OF CUSTOM,[1] AND THE INADVISABILITY OF CHANGING AN ESTABLISHED LAW

The examples by which, in opening this Essay, Montaigne attempts to show the power of habit are neither very interesting nor very credible. We must remember that he disclaims responsibility for the facts that he relates, and we find here an odd pell-mell of the true and the false.

We are entertained by little personalities about his “perfumed doublet” and the tower in which he lived and the bell that he heard every day. And, later, the excellent remarks on the education of children are a prelude to those that follow in a subsequent Essay, and include a delightful testimony to the effect of education on Montaigne himself. The last sentence deserves to be written in letters of gold: “In every thing and everywhere my eyes are enough to keep me straight; there are no others which watch me so closely, or which I more respect.”
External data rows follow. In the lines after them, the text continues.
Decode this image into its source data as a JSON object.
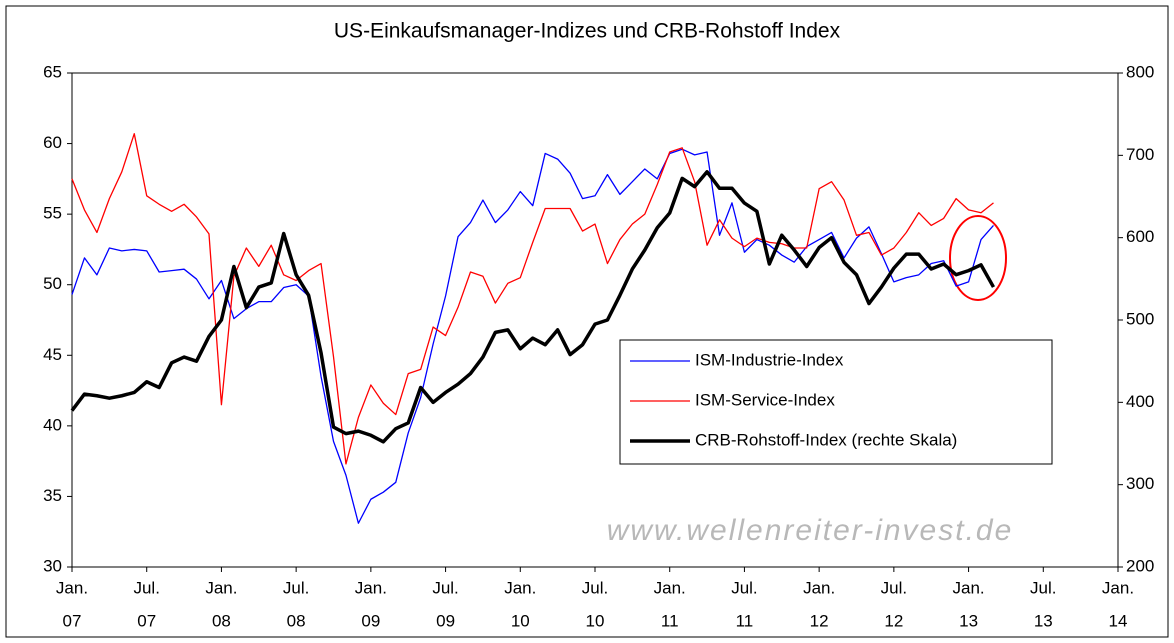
{
  "chart_data": {
    "type": "line",
    "title": "US-Einkaufsmanager-Indizes und CRB-Rohstoff Index",
    "watermark": "www.wellenreiter-invest.de",
    "x": [
      "2007-01",
      "2007-02",
      "2007-03",
      "2007-04",
      "2007-05",
      "2007-06",
      "2007-07",
      "2007-08",
      "2007-09",
      "2007-10",
      "2007-11",
      "2007-12",
      "2008-01",
      "2008-02",
      "2008-03",
      "2008-04",
      "2008-05",
      "2008-06",
      "2008-07",
      "2008-08",
      "2008-09",
      "2008-10",
      "2008-11",
      "2008-12",
      "2009-01",
      "2009-02",
      "2009-03",
      "2009-04",
      "2009-05",
      "2009-06",
      "2009-07",
      "2009-08",
      "2009-09",
      "2009-10",
      "2009-11",
      "2009-12",
      "2010-01",
      "2010-02",
      "2010-03",
      "2010-04",
      "2010-05",
      "2010-06",
      "2010-07",
      "2010-08",
      "2010-09",
      "2010-10",
      "2010-11",
      "2010-12",
      "2011-01",
      "2011-02",
      "2011-03",
      "2011-04",
      "2011-05",
      "2011-06",
      "2011-07",
      "2011-08",
      "2011-09",
      "2011-10",
      "2011-11",
      "2011-12",
      "2012-01",
      "2012-02",
      "2012-03",
      "2012-04",
      "2012-05",
      "2012-06",
      "2012-07",
      "2012-08",
      "2012-09",
      "2012-10",
      "2012-11",
      "2012-12",
      "2013-01",
      "2013-02",
      "2013-03"
    ],
    "series": [
      {
        "name": "ISM-Industrie-Index",
        "color": "#0000ff",
        "width": 1.3,
        "values": [
          49.3,
          51.9,
          50.7,
          52.6,
          52.4,
          52.5,
          52.4,
          50.9,
          51.0,
          51.1,
          50.4,
          49.0,
          50.3,
          47.6,
          48.3,
          48.8,
          48.8,
          49.8,
          50.0,
          49.2,
          43.5,
          38.9,
          36.5,
          33.1,
          34.8,
          35.3,
          36.0,
          39.5,
          42.0,
          45.8,
          49.2,
          53.4,
          54.4,
          56.0,
          54.4,
          55.3,
          56.6,
          55.6,
          59.3,
          58.9,
          57.9,
          56.1,
          56.3,
          57.8,
          56.4,
          57.3,
          58.2,
          57.5,
          59.3,
          59.6,
          59.2,
          59.4,
          53.5,
          55.8,
          52.3,
          53.2,
          52.8,
          52.1,
          51.6,
          52.7,
          53.2,
          53.7,
          51.9,
          53.3,
          54.1,
          52.2,
          50.2,
          50.5,
          50.7,
          51.5,
          51.7,
          49.9,
          50.2,
          53.2,
          54.2
        ]
      },
      {
        "name": "ISM-Service-Index",
        "color": "#ff0000",
        "width": 1.3,
        "values": [
          57.5,
          55.3,
          53.7,
          56.1,
          58.0,
          60.7,
          56.3,
          55.7,
          55.2,
          55.7,
          54.8,
          53.6,
          41.5,
          50.6,
          52.6,
          51.3,
          52.8,
          50.7,
          50.3,
          51.0,
          51.5,
          44.9,
          37.3,
          40.6,
          42.9,
          41.6,
          40.8,
          43.7,
          44.0,
          47.0,
          46.4,
          48.4,
          50.9,
          50.6,
          48.7,
          50.1,
          50.5,
          53.0,
          55.4,
          55.4,
          55.4,
          53.8,
          54.3,
          51.5,
          53.2,
          54.3,
          55.0,
          57.1,
          59.4,
          59.7,
          57.3,
          52.8,
          54.6,
          53.3,
          52.7,
          53.3,
          53.0,
          52.9,
          52.6,
          52.6,
          56.8,
          57.3,
          56.0,
          53.5,
          53.7,
          52.1,
          52.6,
          53.7,
          55.1,
          54.2,
          54.7,
          56.1,
          55.3,
          55.1,
          55.8
        ]
      },
      {
        "name": "CRB-Rohstoff-Index (rechte Skala)",
        "color": "#000000",
        "width": 3.5,
        "axis": "y2",
        "values": [
          390,
          410,
          408,
          405,
          408,
          412,
          425,
          418,
          448,
          455,
          450,
          480,
          500,
          565,
          515,
          540,
          545,
          605,
          555,
          530,
          460,
          370,
          362,
          365,
          360,
          352,
          368,
          375,
          418,
          400,
          412,
          422,
          435,
          455,
          485,
          488,
          465,
          478,
          470,
          488,
          458,
          470,
          495,
          500,
          530,
          562,
          585,
          612,
          630,
          672,
          662,
          680,
          660,
          660,
          642,
          632,
          568,
          603,
          585,
          565,
          588,
          600,
          570,
          555,
          520,
          540,
          563,
          580,
          580,
          562,
          568,
          555,
          560,
          567,
          540
        ]
      }
    ],
    "xlim": [
      "2007-01",
      "2014-01"
    ],
    "xticks": [
      {
        "value": "2007-01",
        "label": [
          "Jan.",
          "07"
        ]
      },
      {
        "value": "2007-07",
        "label": [
          "Jul.",
          "07"
        ]
      },
      {
        "value": "2008-01",
        "label": [
          "Jan.",
          "08"
        ]
      },
      {
        "value": "2008-07",
        "label": [
          "Jul.",
          "08"
        ]
      },
      {
        "value": "2009-01",
        "label": [
          "Jan.",
          "09"
        ]
      },
      {
        "value": "2009-07",
        "label": [
          "Jul.",
          "09"
        ]
      },
      {
        "value": "2010-01",
        "label": [
          "Jan.",
          "10"
        ]
      },
      {
        "value": "2010-07",
        "label": [
          "Jul.",
          "10"
        ]
      },
      {
        "value": "2011-01",
        "label": [
          "Jan.",
          "11"
        ]
      },
      {
        "value": "2011-07",
        "label": [
          "Jul.",
          "11"
        ]
      },
      {
        "value": "2012-01",
        "label": [
          "Jan.",
          "12"
        ]
      },
      {
        "value": "2012-07",
        "label": [
          "Jul.",
          "12"
        ]
      },
      {
        "value": "2013-01",
        "label": [
          "Jan.",
          "13"
        ]
      },
      {
        "value": "2013-07",
        "label": [
          "Jul.",
          "13"
        ]
      },
      {
        "value": "2014-01",
        "label": [
          "Jan.",
          "14"
        ]
      }
    ],
    "ylim": [
      30,
      65
    ],
    "yticks": [
      30,
      35,
      40,
      45,
      50,
      55,
      60,
      65
    ],
    "y2lim": [
      200,
      800
    ],
    "y2ticks": [
      200,
      300,
      400,
      500,
      600,
      700,
      800
    ],
    "grid": false
  }
}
This is a part of a long passage inserted in 1595, which breaks in upon illustrations, not exactly of the force of habit, but of the power of training; and the essayist then passes on to examples of the odd customs of diverse nations — slipping here from one signification of the word coûtume — custom, habit — to another.

We may, with little loss, skip here several pages, and we then find ourselves at one of the most interesting passages we have yet come to in the Essays: “The laws of the conscience.” But this passage, like many others, is made difficult and confused by being written at different periods, and the parts never properly fused together: it is three overlapping “formations.” The first sentence is of 1595, the next of 1588, the next three of 1580. And the next (whole) page of 1595. It is therefore almost impossible, without long, and one may say imaginative, study of such passages, to follow closely Montaigne’s train of thought; but even a hasty, if not a careless, reading may discover something of the largeness, the freedom, the vitality of his thought, and its force of subtle observation.

From these graver matters Montaigne passes to the consideration of the fantasticalness of custom in dress; but he soon swings back into matters of state, considering the question whether it is of use to change laws that have been established by long custom. The passage is of interest, not only in itself (as a discussion of political principles), but historically, as Montaigne’s view of his own time and its conditions of government.

The last pages of the Essay contain Montaigne’s recognition that in cases of extreme necessity the old laws should give way to new regulations; and he quotes Plutarch’s praise of Philopœmen.


  1. La Coûtume here stands for both personal habits and national customs.